# Bias Visualization

In [None]:
%pip install numpy pandas plotly scikit-learn seaborn tqdm

In [None]:
from typing import List, Dict, Iterable
import os

import pandas as pd
import numpy as np
from sklearn.metrics import confusion_matrix as ConfusionMatrix
from tqdm.auto import tqdm

import plotly.express as px
import seaborn as sns

from math import sqrt

DEBUG = bool(os.environ.get("DEBUG"))

COLUMN_NAMES = [
    "y_pred",
    "logit_negative",
    "logit_neutral",
    "logit_positive",
    "y_true",
    "category",
    "group",
    "text",
    "run_id",
    "model",
    "dataset",
    "eval_accuracy",
    "num_params",
]

INDEPENDENT_VARIABLES = ["category", "run_id", "model", "dataset", "eval_accuracy", "num_params"]

SELECTED_GROUPS = {
    "grouped_religion": ["christianity", "islam", "judaism"],
}

DATASET_RENAME = {
    "semeval_3": "SemEval",
    "sst5_mapped_extreme": "SST5- Extreme Only",
    "sst5_mapped_grouped": "SST5",
}

## Utilities

### Fairness Metric Implementation

In [None]:
def get_stats(dataframe: pd.DataFrame) -> pd.Series:
    output: Dict[str, float] = {}

    num_examples = len(dataframe)
    num_correct = np.sum(dataframe["y_pred"] == dataframe["y_true"])

    output["accuracy"] = num_correct / num_examples

    # See https://stackoverflow.com/a/50671617
    confusion_matrix = ConfusionMatrix(dataframe["y_true"], dataframe["y_pred"])

    FP = confusion_matrix.sum(axis=0) - np.diag(confusion_matrix)
    FN = confusion_matrix.sum(axis=1) - np.diag(confusion_matrix)
    TP = np.diag(confusion_matrix)
    TN = confusion_matrix.sum() - (FP + FN + TP)

    FPR = FP / (FP + TN)
    FNR = FN / (TP + FN)
    TPR = 1 - FNR

    # output["accuracy"] = (TP + TN) / (FP+FN+TP+TN)

    for label_index, label in enumerate(["negative", "neutral", "positive"]):
        output[label + "_FPR"] = FPR[label_index]
        output[label + "_TPR"] = TPR[label_index]

    return pd.Series(output)

### Plotting Utils

In [None]:
def format_metric_name(metric_name):
    output_words = []
    for word in metric_name.split("_"):
        if word.upper() in ["TPR", "FPR", "SST5"]:
            output_words.append(word.upper())

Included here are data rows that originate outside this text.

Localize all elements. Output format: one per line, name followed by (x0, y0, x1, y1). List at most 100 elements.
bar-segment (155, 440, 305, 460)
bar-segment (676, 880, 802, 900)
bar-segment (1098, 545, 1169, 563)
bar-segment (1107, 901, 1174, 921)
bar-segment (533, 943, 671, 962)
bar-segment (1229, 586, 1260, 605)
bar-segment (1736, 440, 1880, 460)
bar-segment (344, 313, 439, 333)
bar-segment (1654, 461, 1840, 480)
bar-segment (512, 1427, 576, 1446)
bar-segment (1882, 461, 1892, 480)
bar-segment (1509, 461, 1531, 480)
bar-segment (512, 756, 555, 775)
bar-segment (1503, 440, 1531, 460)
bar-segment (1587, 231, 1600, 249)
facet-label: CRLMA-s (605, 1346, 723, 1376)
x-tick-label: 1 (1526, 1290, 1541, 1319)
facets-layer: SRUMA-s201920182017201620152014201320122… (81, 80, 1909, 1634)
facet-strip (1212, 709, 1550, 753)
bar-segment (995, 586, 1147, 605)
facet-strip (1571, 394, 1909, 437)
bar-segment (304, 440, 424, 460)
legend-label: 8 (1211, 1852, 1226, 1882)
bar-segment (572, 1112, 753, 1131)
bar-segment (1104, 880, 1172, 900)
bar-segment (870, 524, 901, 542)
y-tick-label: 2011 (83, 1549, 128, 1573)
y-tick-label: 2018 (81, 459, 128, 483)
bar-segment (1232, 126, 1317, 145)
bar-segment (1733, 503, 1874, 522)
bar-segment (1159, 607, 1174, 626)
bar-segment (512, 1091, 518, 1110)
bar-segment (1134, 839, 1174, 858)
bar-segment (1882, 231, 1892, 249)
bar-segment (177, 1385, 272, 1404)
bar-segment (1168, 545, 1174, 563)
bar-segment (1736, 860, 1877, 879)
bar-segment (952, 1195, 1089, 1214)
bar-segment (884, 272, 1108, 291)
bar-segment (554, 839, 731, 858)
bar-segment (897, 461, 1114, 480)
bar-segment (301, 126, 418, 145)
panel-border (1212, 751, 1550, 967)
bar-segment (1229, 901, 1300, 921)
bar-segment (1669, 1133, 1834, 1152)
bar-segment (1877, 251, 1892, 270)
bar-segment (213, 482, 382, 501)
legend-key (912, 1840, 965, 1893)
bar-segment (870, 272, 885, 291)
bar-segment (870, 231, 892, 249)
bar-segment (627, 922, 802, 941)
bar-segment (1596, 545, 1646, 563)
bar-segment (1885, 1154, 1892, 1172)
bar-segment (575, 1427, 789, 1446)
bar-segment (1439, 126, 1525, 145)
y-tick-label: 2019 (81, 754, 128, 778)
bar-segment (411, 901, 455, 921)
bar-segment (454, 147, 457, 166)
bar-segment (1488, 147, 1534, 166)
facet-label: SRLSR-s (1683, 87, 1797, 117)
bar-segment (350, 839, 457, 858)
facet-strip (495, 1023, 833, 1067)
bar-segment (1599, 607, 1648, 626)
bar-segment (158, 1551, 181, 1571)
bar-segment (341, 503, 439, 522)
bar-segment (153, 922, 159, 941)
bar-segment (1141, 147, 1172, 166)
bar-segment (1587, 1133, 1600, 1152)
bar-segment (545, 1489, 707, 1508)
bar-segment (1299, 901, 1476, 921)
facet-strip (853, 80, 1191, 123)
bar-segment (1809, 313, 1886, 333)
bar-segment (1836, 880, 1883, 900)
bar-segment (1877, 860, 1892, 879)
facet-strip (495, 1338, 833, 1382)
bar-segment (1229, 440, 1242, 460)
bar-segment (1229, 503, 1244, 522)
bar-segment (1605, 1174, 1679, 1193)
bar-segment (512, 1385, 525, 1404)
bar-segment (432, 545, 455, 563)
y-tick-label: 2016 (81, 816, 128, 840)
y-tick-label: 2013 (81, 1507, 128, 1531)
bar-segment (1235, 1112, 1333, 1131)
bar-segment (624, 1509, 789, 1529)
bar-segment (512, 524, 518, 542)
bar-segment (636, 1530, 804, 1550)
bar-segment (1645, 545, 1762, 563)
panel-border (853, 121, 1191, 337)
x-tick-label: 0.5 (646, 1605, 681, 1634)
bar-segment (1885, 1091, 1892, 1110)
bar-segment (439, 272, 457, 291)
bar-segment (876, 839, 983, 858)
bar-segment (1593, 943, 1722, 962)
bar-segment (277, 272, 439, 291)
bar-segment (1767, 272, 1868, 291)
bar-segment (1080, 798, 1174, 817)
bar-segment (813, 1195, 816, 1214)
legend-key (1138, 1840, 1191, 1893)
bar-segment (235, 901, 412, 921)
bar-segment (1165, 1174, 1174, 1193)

        elif word in ["mapped"]:
            continue

        else:
            output_words.append(word.title())

    return " ".join(output_words)


def rgb_to_hex(rgb):
    r, g, b = rgb
    r = int(256 * r)
    g = int(256 * g)
    b = int(256 * b)
    return "#{:02x}{:02x}{:02x}".format(r, g, b)


def get_model_palette(models: Iterable[str]) -> List[str]:
    output = []
    palettes = {
        "opt": list(sns.color_palette("flare", n_colors=6))[::-1],  # type: ignore
        "galactica": list(sns.color_palette("crest", n_colors=6))[::-1],  # type: ignore
    }

    hex_lookups: Dict[str, Dict[str, str]] = {k: {} for k in palettes.keys()}
    variations = ["125m", "350m", "1.3b", "2.7b", "6.7b", "13b"]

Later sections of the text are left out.